Owen wrote:The ARM7TDMI is a simple in order single issue chip with no cache.
What does the compiler know that can make it better than me at that? In fact, its often worse, because it invokes its multiplication helper routines when you could do it in a couple of instructions instead...
I hadn't looked that deeply into the GBA specifically, so I wasn't aware of those characteristics, and they do make my main argument moot. Thank you for informing me.
Owen wrote:Of course, really need to avoid running ARM mode code from main memory. Massive performance killer.
(Now, if this were the NDS, that does indeed have caches. But also a bat **** insane memory architecture...)

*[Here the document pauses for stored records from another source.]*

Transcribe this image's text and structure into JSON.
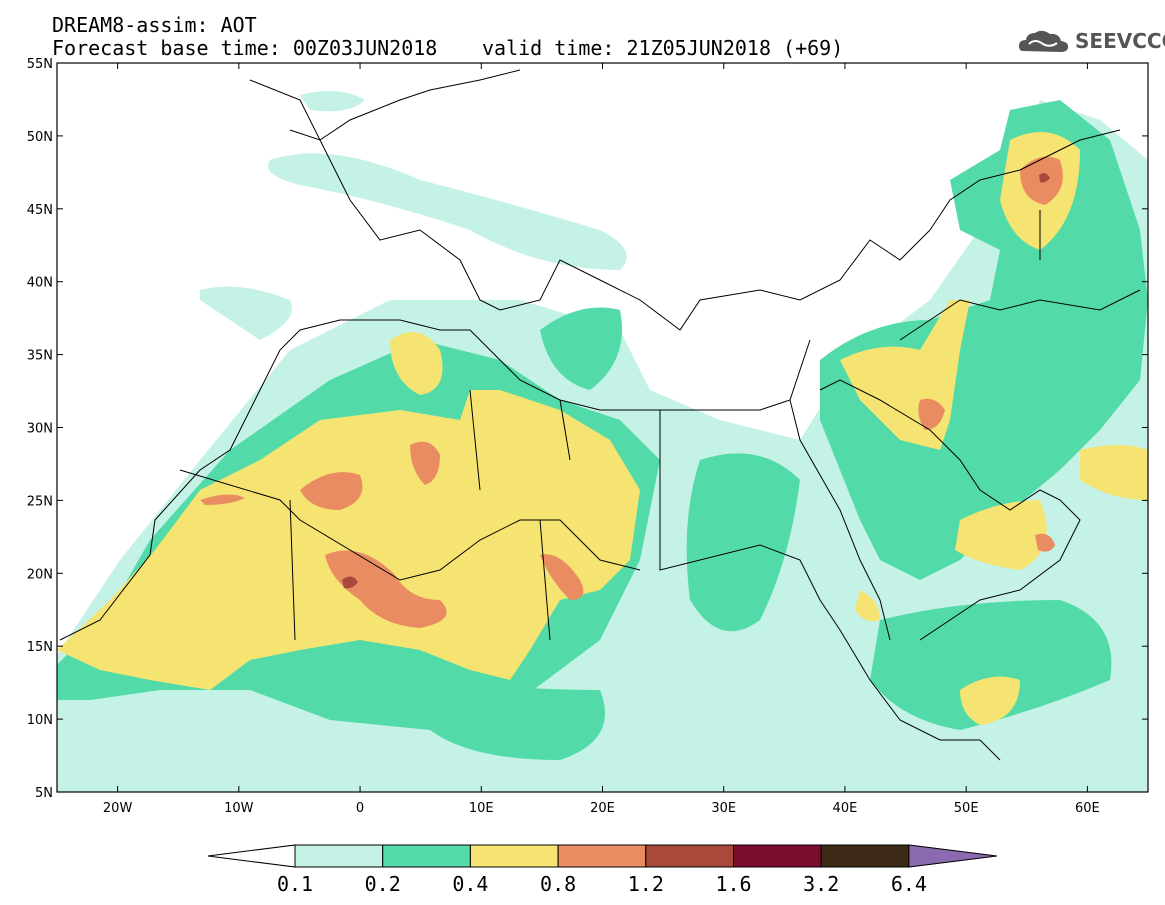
{
  "title": {
    "line1": "DREAM8-assim: AOT",
    "line2": "Forecast base time: 00Z03JUN2018",
    "valid": "valid time: 21Z05JUN2018 (+69)"
  },
  "logo": {
    "text": "SEEVCCC",
    "icon": "cloud-icon"
  },
  "axes": {
    "lon_ticks": [
      "20W",
      "10W",
      "0",
      "10E",
      "20E",
      "30E",
      "40E",
      "50E",
      "60E"
    ],
    "lat_ticks": [
      "55N",
      "50N",
      "45N",
      "40N",
      "35N",
      "30N",
      "25N",
      "20N",
      "15N",
      "10N",
      "5N"
    ],
    "lon_range": [
      -25,
      65
    ],
    "lat_range": [
      5,
      55
    ]
  },
  "colorbar": {
    "labels": [
      "0.1",
      "0.2",
      "0.4",
      "0.8",
      "1.2",
      "1.6",
      "3.2",
      "6.4"
    ],
    "colors": [
      "#c4f2e6",
      "#52dba8",
      "#f5e472",
      "#ea8c62",
      "#a8493a",
      "#7a0d2c",
      "#3d2a16",
      "#8b6bb0"
    ]
  }
}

This is what I was getting at with my "pay attention to the bus specs" remark. In some passing Nerd ADD research, I knew that the main memory bus in the GBA is 16-bit, and therefore well-suited to thumb code, and that there is also a 32-bit RAM area where you can load some 32-bit code.

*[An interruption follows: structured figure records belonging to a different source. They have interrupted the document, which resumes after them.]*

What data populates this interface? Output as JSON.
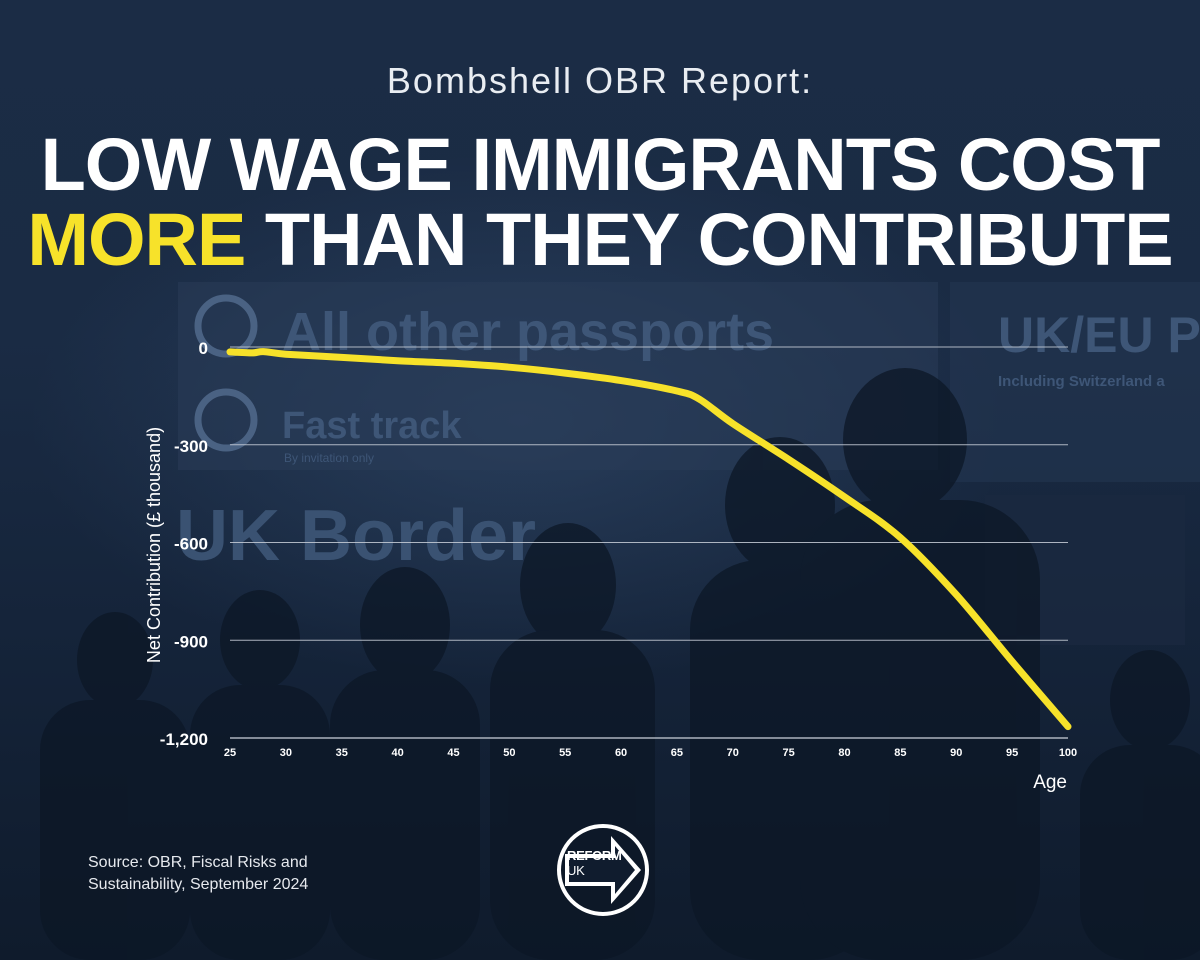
{
  "header": {
    "kicker": "Bombshell OBR Report:",
    "line1": "LOW WAGE IMMIGRANTS COST",
    "line2_accent": "MORE",
    "line2_rest": " THAN THEY CONTRIBUTE"
  },
  "background_signs": {
    "sign1": "All other passports",
    "sign2": "Fast track",
    "sign2_sub": "By invitation only",
    "sign3": "UK/EU P",
    "sign3_sub": "Including Switzerland a",
    "sign4": "UK Border"
  },
  "colors": {
    "accent": "#f7e22a",
    "line": "#f7e22a",
    "text": "#ffffff",
    "grid": "#c8ced8"
  },
  "chart_data": {
    "type": "line",
    "title": "",
    "xlabel": "Age",
    "ylabel": "Net Contribution (£ thousand)",
    "xlim": [
      25,
      100
    ],
    "ylim": [
      -1200,
      0
    ],
    "x_ticks": [
      25,
      30,
      35,
      40,
      45,
      50,
      55,
      60,
      65,
      70,
      75,
      80,
      85,
      90,
      95,
      100
    ],
    "x_tick_labels": [
      "25",
      "30",
      "35",
      "40",
      "45",
      "50",
      "55",
      "60",
      "65",
      "70",
      "75",
      "80",
      "85",
      "90",
      "95",
      "100"
    ],
    "y_ticks": [
      0,
      -300,
      -600,
      -900,
      -1200
    ],
    "y_tick_labels": [
      "0",
      "-300",
      "-600",
      "-900",
      "-1,200"
    ],
    "grid": true,
    "series": [
      {
        "x": [
          25,
          27,
          28,
          30,
          35,
          40,
          45,
          50,
          55,
          60,
          65,
          67,
          70,
          75,
          80,
          85,
          90,
          95,
          100
        ],
        "values": [
          -15,
          -18,
          -14,
          -22,
          -32,
          -42,
          -50,
          -62,
          -80,
          -103,
          -135,
          -160,
          -235,
          -345,
          -460,
          -585,
          -760,
          -965,
          -1165
        ]
      }
    ]
  },
  "source": {
    "line1": "Source: OBR, Fiscal Risks and",
    "line2": "Sustainability, September 2024"
  },
  "logo": {
    "line1": "REFORM",
    "line2": "UK"
  }
}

I do recognize the benefits of assembly in a limited environment, and I recognize it always as a valid choice for personal reasons in any personal project. What I was trying to get at is that, if you're careful, a language as low-level as C can easily increase productivity and still fit rather well to the needs of the environment. Especially if you specify to the compiler that you don't want any builtin code included and augment with assembly where needed.
Thank you for your rebuttal, it was both engaging and informative.